The finale’s shootout ending in the deaths of Walton Goggins’ haunted Rick, and his partner Chelsea (Aimee Lou Wood), is tragic, but also almost borderline soapy: the big reveal that he killed his own father instead of who he thinks is his father’s murderer could be straight out of General Hospital. There is a lot of squandered potential here, overall, but mostly when it comes to social and political commentary in a show that received much praise for its so-far often subtle satire. But much like the “White Lotus effect” where tourists now seek out the exclusive resorts that the show has filmed at, it has somewhat ironically turned in on itself. 

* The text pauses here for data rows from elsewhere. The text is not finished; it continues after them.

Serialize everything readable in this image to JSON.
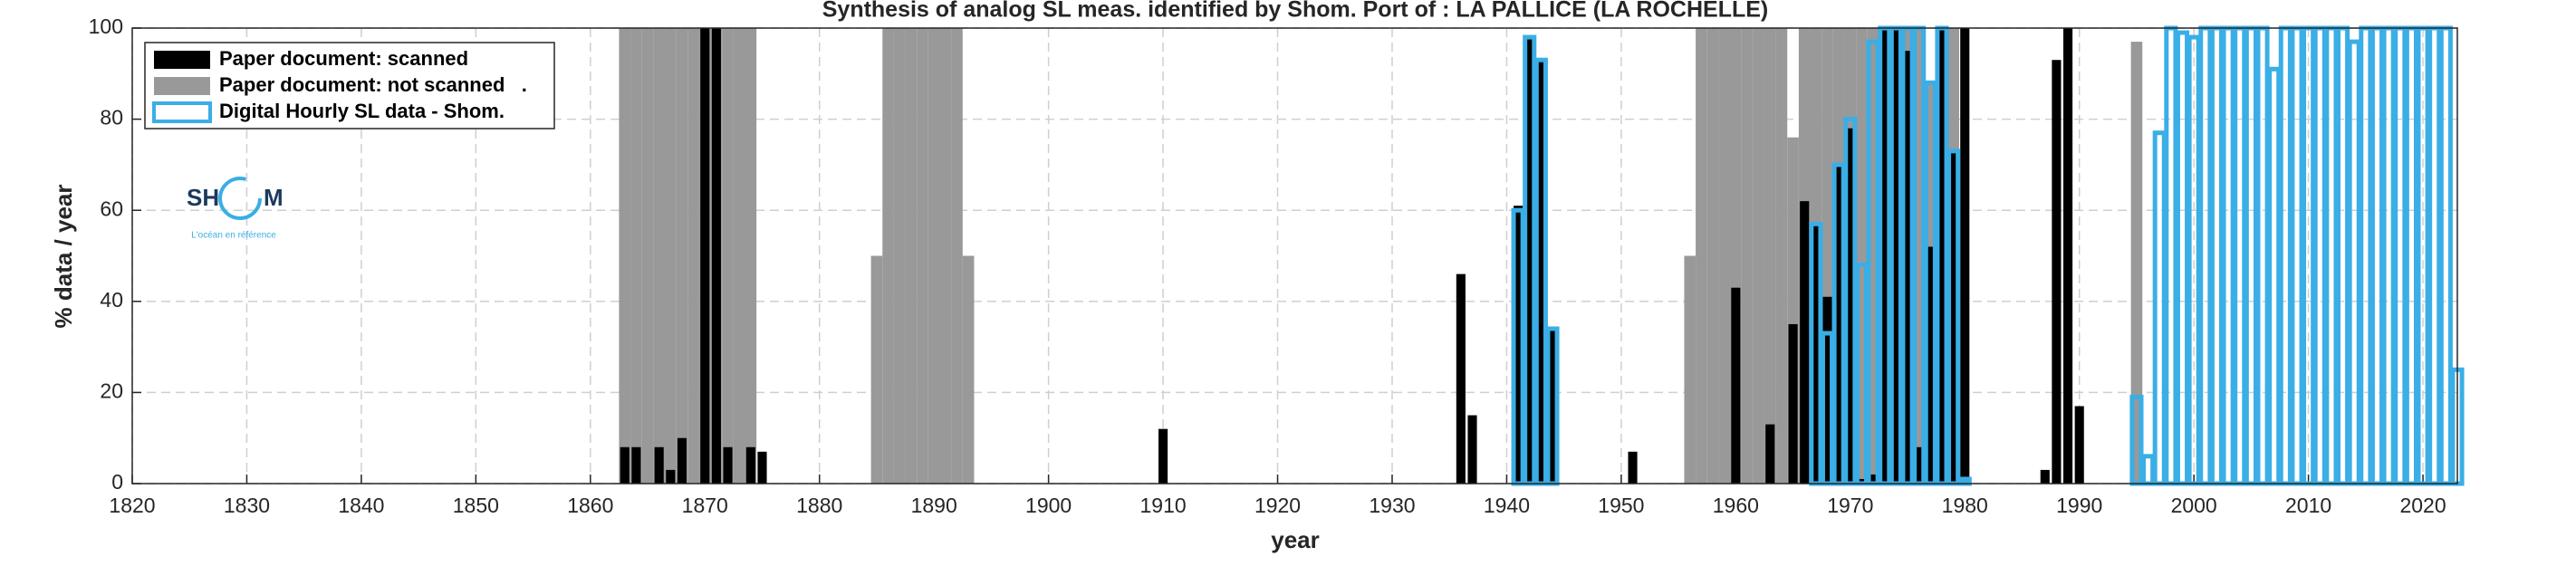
{
  "chart_data": {
    "type": "bar",
    "title": "Synthesis of analog SL meas. identified by Shom. Port of : LA PALLICE (LA ROCHELLE)",
    "xlabel": "year",
    "ylabel": "% data / year",
    "xlim": [
      1820,
      2023
    ],
    "ylim": [
      0,
      100
    ],
    "xticks": [
      1820,
      1830,
      1840,
      1850,
      1860,
      1870,
      1880,
      1890,
      1900,
      1910,
      1920,
      1930,
      1940,
      1950,
      1960,
      1970,
      1980,
      1990,
      2000,
      2010,
      2020
    ],
    "yticks": [
      0,
      20,
      40,
      60,
      80,
      100
    ],
    "grid": true,
    "legend": "upper left",
    "logo": {
      "left": "SH",
      "right": "M",
      "tagline": "L'océan en référence"
    },
    "series": [
      {
        "name": "Paper document: not scanned   .",
        "color": "#999999",
        "style": "filled",
        "width": 1,
        "x": [
          1863,
          1864,
          1865,
          1866,
          1867,
          1868,
          1869,
          1870,
          1871,
          1872,
          1873,
          1874,
          1885,
          1886,
          1887,
          1888,
          1889,
          1890,
          1891,
          1892,
          1893,
          1956,
          1957,
          1958,
          1959,
          1960,
          1961,
          1962,
          1963,
          1964,
          1965,
          1966,
          1967,
          1968,
          1969,
          1970,
          1971,
          1972,
          1973,
          1974,
          1975,
          1976,
          1977,
          1978,
          1979,
          1995
        ],
        "values": [
          100,
          100,
          100,
          100,
          100,
          100,
          100,
          100,
          100,
          100,
          100,
          100,
          50,
          100,
          100,
          100,
          100,
          100,
          100,
          100,
          50,
          50,
          100,
          100,
          100,
          100,
          100,
          100,
          100,
          100,
          76,
          100,
          100,
          100,
          100,
          100,
          100,
          100,
          100,
          100,
          100,
          100,
          88,
          100,
          100,
          97
        ]
      },
      {
        "name": "Paper document: scanned",
        "color": "#000000",
        "style": "filled",
        "width": 0.8,
        "x": [
          1863,
          1864,
          1866,
          1867,
          1868,
          1870,
          1871,
          1872,
          1874,
          1875,
          1910,
          1936,
          1937,
          1941,
          1942,
          1943,
          1944,
          1951,
          1960,
          1963,
          1965,
          1966,
          1967,
          1968,
          1969,
          1970,
          1971,
          1972,
          1973,
          1974,
          1975,
          1976,
          1977,
          1978,
          1979,
          1980,
          1987,
          1988,
          1989,
          1990
        ],
        "values": [
          8,
          8,
          8,
          3,
          10,
          100,
          100,
          8,
          8,
          7,
          12,
          46,
          15,
          61,
          98,
          93,
          34,
          7,
          43,
          13,
          35,
          62,
          57,
          41,
          70,
          78,
          1,
          2,
          100,
          100,
          95,
          8,
          52,
          100,
          73,
          100,
          3,
          93,
          100,
          17
        ]
      },
      {
        "name": "Digital Hourly SL data - Shom.",
        "color": "#3aaee6",
        "style": "outline",
        "width": 0.8,
        "x": [
          1941,
          1942,
          1943,
          1944,
          1967,
          1968,
          1969,
          1970,
          1971,
          1972,
          1973,
          1974,
          1975,
          1976,
          1977,
          1978,
          1979,
          1980,
          1995,
          1996,
          1997,
          1998,
          1999,
          2000,
          2001,
          2002,
          2003,
          2004,
          2005,
          2006,
          2007,
          2008,
          2009,
          2010,
          2011,
          2012,
          2013,
          2014,
          2015,
          2016,
          2017,
          2018,
          2019,
          2020,
          2021,
          2022,
          2023
        ],
        "values": [
          60,
          98,
          93,
          34,
          57,
          33,
          70,
          80,
          48,
          97,
          100,
          100,
          100,
          100,
          88,
          100,
          73,
          1,
          19,
          6,
          77,
          100,
          99,
          98,
          100,
          100,
          100,
          100,
          100,
          100,
          91,
          100,
          100,
          100,
          100,
          100,
          100,
          97,
          100,
          100,
          100,
          100,
          100,
          100,
          100,
          100,
          25
        ]
      }
    ]
  }
}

Over the course of the season, White Lotus gestures towards the myriad problems caused by capitalism, colonialism, and toxic masculinity – in short, white supremacy – but one wonders sometimes if that gesture is a wagging finger or an enticing invitation. HBO has greenlit a season 4, destination unknown. I am sure it will spark a lot of memes and Emmy-worthy performances, if perhaps not much else.